Ali Khelifi, chef de la brigade des investigations et de la lutte contre l’évasion fiscale à la direction générale des impôts du ministère des Finances, a dévoilé l’ampleur du phénomène d’évasion fiscale dans le secteur de la production et du commerce des boissons alcoolisées en Tunisie.
Bars et restaurants dans le viseur des inspecteurs
Dans une déclaration accordée à l’Agence Tunis Afrique Presse (TAP) et relayée mardi 11 novembre 2025, M. Khelifi a estimé le montant global de cette évasion à près de 1,8 milliard de dinars, dont 500 millions de dinars concernent spécifiquement les activités des bars et restaurants.

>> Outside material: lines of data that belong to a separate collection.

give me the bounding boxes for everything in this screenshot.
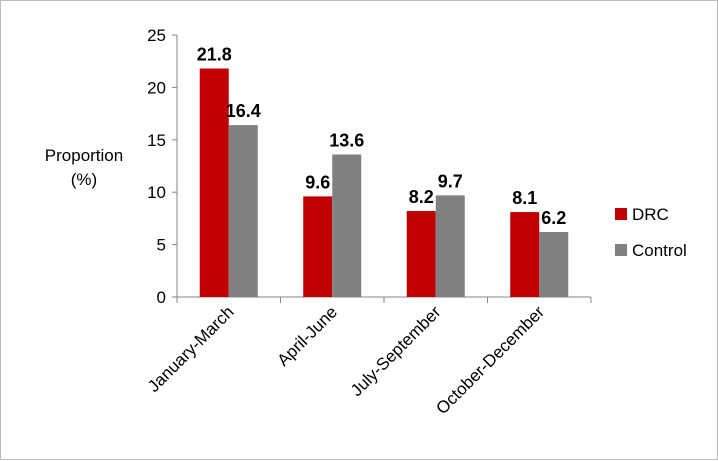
y-axis-label: Proportion (%) <box>45 146 123 189</box>
legend-swatch-control <box>615 244 627 256</box>
data-label-control: 16.4 <box>226 101 261 121</box>
bar-control-january-march <box>228 125 258 298</box>
data-label-drc: 9.6 <box>305 172 330 192</box>
y-tick-label: 25 <box>147 26 166 45</box>
data-labels: 21.8 16.4 9.6 13.6 8.29.7 8.16.2 <box>197 45 567 228</box>
y-axis-label-line2: (%) <box>71 170 97 189</box>
x-category-label: October-December <box>432 302 548 418</box>
data-label-control: 13.6 <box>329 130 364 150</box>
data-label-drc: 21.8 <box>197 45 232 65</box>
bar-control-october-december <box>539 232 569 297</box>
y-tick-label: 20 <box>147 78 166 97</box>
bar-control-july-september <box>435 195 465 297</box>
bar-drc-july-september <box>406 211 436 297</box>
y-tick-label: 15 <box>147 131 166 150</box>
data-label-drc: 8.2 <box>409 187 434 207</box>
x-category-label: July-September <box>347 302 445 400</box>
y-axis-label-line1: Proportion <box>45 146 123 165</box>
data-label-control: 9.7 <box>438 171 463 191</box>
y-tick-label: 5 <box>157 236 166 255</box>
bar-drc-october-december <box>510 212 540 297</box>
data-label-drc: 8.1 <box>512 188 537 208</box>
y-tick-label: 10 <box>147 183 166 202</box>
legend: DRC Control <box>615 205 687 260</box>
bar-drc-january-march <box>199 68 229 297</box>
legend-label-drc: DRC <box>632 205 669 224</box>
x-category-label: April-June <box>274 302 342 370</box>
legend-label-control: Control <box>632 241 687 260</box>
x-axis-categories: January-March April-June July-SeptemberOct… <box>144 302 548 418</box>
bar-drc-april-june <box>303 196 333 297</box>
y-tick-label: 0 <box>157 288 166 307</box>
bar-control-april-june <box>332 154 362 297</box>
legend-swatch-drc <box>615 208 627 220</box>
y-axis-ticks: 0 5 10 15 20 25 <box>147 26 592 307</box>
x-category-label: January-March <box>144 302 238 396</box>
bars <box>199 68 569 298</box>
data-label-control: 6.2 <box>541 208 566 228</box>
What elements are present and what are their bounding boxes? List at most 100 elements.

Selon lui, plusieurs exploitants répartis sur tout le territoire national ont déjà procédé au dépôt de déclarations rectificatives et au règlement des montants dus. Toutefois, de nombreux dossiers demeurent en cours d’enquête et de vérification, a-t-il précisé.
Le responsable a également révélé que deux opérations de contrôle menées récemment dans plusieurs cafés touristiques et boîtes de nuit situés à Gammarth et à La Soukra ont permis de détecter un manque à gagner fiscal estimé à 90 millions de dinars. Les missions d’inspection se poursuivent dans ce cadre, a-t-il ajouté.
La « police fiscale » à la chasse aux fraudes
Créée en octobre 2017 et opérationnelle depuis janvier 2018, la brigade des investigations et de la lutte contre l’évasion fiscale est une structure spécialisée relevant de la direction générale des impôts. Elle agit sous la supervision des procureurs généraux près les cours d’appel et a pour mission principale de détecter les infractions fiscales à caractère pénal et d’en rassembler les preuves sur l’ensemble du territoire tunisien.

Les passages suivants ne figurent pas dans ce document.